The NFL forbids players and coaches from selling tickets at a higher price. (Ex-Minnesota Vikings coach Mike Tice was fined $100,000 in 2005 for scalping his Super Bowl tickets.) But Sports Illustrated put it bluntly earlier this year: “There is little to no regulation.”

This year’s shortage became apparent in the final days before the Super Bowl. Data from SeatGeek, which tracks online resales of sporting events, showed that only 31 tickets in the 72,000-seat University of Phoenix stadium remained on Game Day. Last year, by contrast, 2,236 tickets remained on that day. In 2013, there were 2,247 tickets available.

So asking prices shot up. While the highest-priced ticket was $1,900 at face value, resold tickets for good seats were listed for more than $10,000 in the days leading up to the game. One seller asked for $68,888 for a seat in Row 18 in Section 129 on the 50-yard line.

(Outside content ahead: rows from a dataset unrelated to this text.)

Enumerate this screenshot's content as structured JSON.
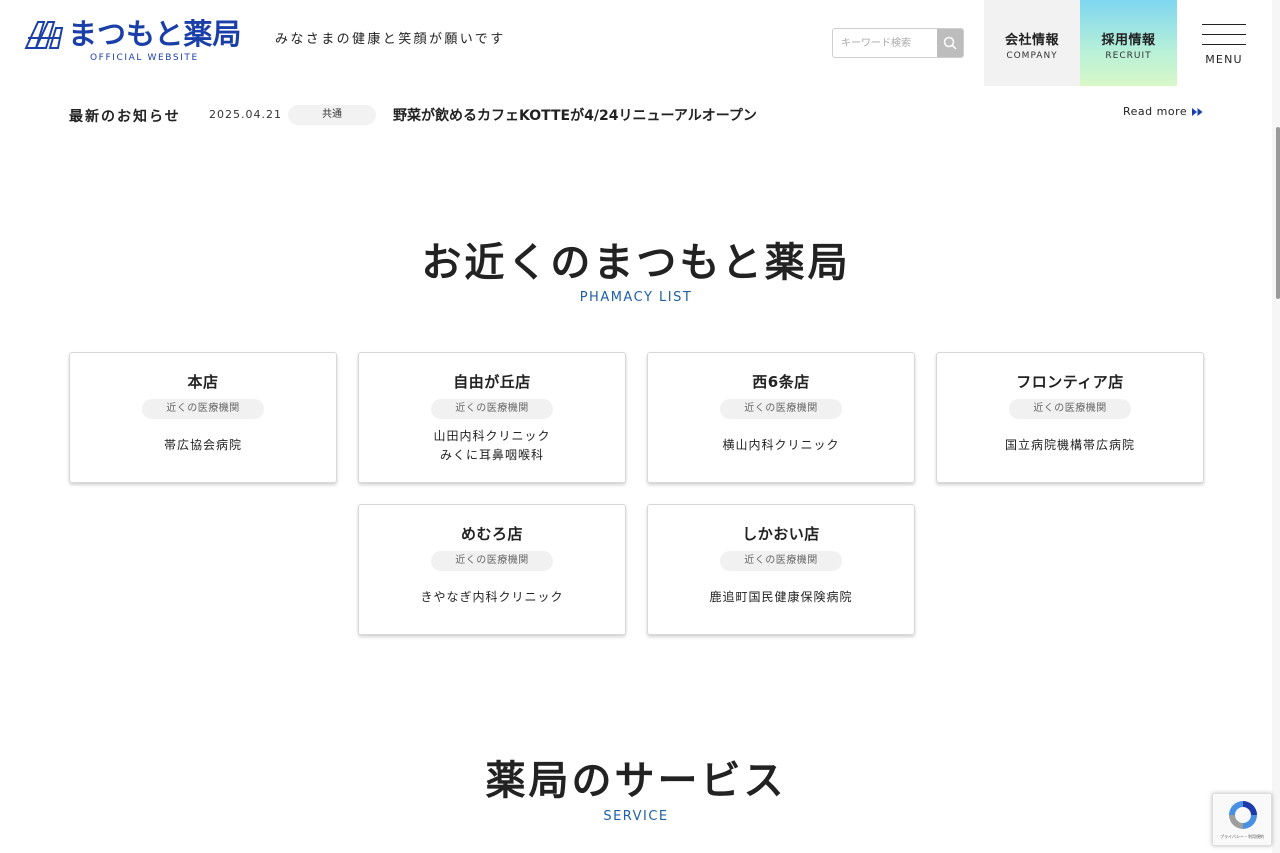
{
  "header": {
    "logo_text": "まつもと薬局",
    "logo_sub": "OFFICIAL WEBSITE",
    "tagline": "みなさまの健康と笑顔が願いです",
    "search_placeholder": "キーワード検索",
    "nav": {
      "company_jp": "会社情報",
      "company_en": "COMPANY",
      "recruit_jp": "採用情報",
      "recruit_en": "RECRUIT"
    },
    "menu_label": "MENU"
  },
  "news": {
    "title": "最新のお知らせ",
    "date": "2025.04.21",
    "category": "共通",
    "text": "野菜が飲めるカフェKOTTEが4/24リニューアルオープン",
    "more": "Read more"
  },
  "pharmacy_section": {
    "title": "お近くのまつもと薬局",
    "subtitle": "PHAMACY LIST",
    "badge_label": "近くの医療機関",
    "stores": [
      {
        "name": "本店",
        "hospitals": [
          "帯広協会病院"
        ]
      },
      {
        "name": "自由が丘店",
        "hospitals": [
          "山田内科クリニック",
          "みくに耳鼻咽喉科"
        ]
      },
      {
        "name": "西6条店",
        "hospitals": [
          "横山内科クリニック"
        ]
      },
      {
        "name": "フロンティア店",
        "hospitals": [
          "国立病院機構帯広病院"
        ]
      },
      {
        "name": "めむろ店",
        "hospitals": [
          "きやなぎ内科クリニック"
        ]
      },
      {
        "name": "しかおい店",
        "hospitals": [
          "鹿追町国民健康保険病院"
        ]
      }
    ]
  },
  "service_section": {
    "title": "薬局のサービス",
    "subtitle": "SERVICE"
  },
  "recaptcha": {
    "footer": "プライバシー・利用規約"
  },
  "colors": {
    "brand_blue": "#1a3fa8",
    "accent_blue": "#1f5fa8",
    "recruit_gradient_start": "#7ed6f0",
    "recruit_gradient_end": "#d8f8c8"
  }
}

Some ticket brokers in a bind, including StubHub, decided to buy the tickets at the higher price anyway, suffering a loss. But a day before the game, SBTickets.com customers who were expecting pick-up instructions got an email from founder Paul Jones, according to court papers:

I apologize for the change and confusion as we have never encountered such a ticket market in our years of supporting the Super Bowl. As you know, this issue has affected everyone in the market, without prejudice. As a company that thrives on its customer satisfaction we are deeply troubled to have to provide this news and are already strategizing to avoid a reoccurrence in the future.

Founded in 2007, SBTickets.com said this was the first time it didn’t have enough tickets for customers, according to Mr. Heller, whose past clients include the serial killer David Berkowitz (aka “Son of Sam”), actress Lindsay Lohan and a stuntman who tried to parachute off the Empire State Building.

SBTickets.com’s bankruptcy filing on Friday is supposed to make it easier for company officials to negotiate damages with dozens of customers who were listed in a 30-page court filing, Mr. Heller said. He declined to say whether SBTickets.com, which has taken in $1.9 million in revenue so far this year, is willing to pay more money to settle the disputes.

Mr. Ferguson, the Washington attorney general, as well as other customers who sued SBTickets.com in a proposed class-action lawsuit are also taking issue with the allegedly misleading statements on the company’s website, including that purchases of Super Bowl tickets were “100% guaranteed.”

On Monday, Mr. Ferguson told Bankruptcy Beat that the type of penalties his office is pushing for aren’t the type of debt you can get rid of using bankruptcy.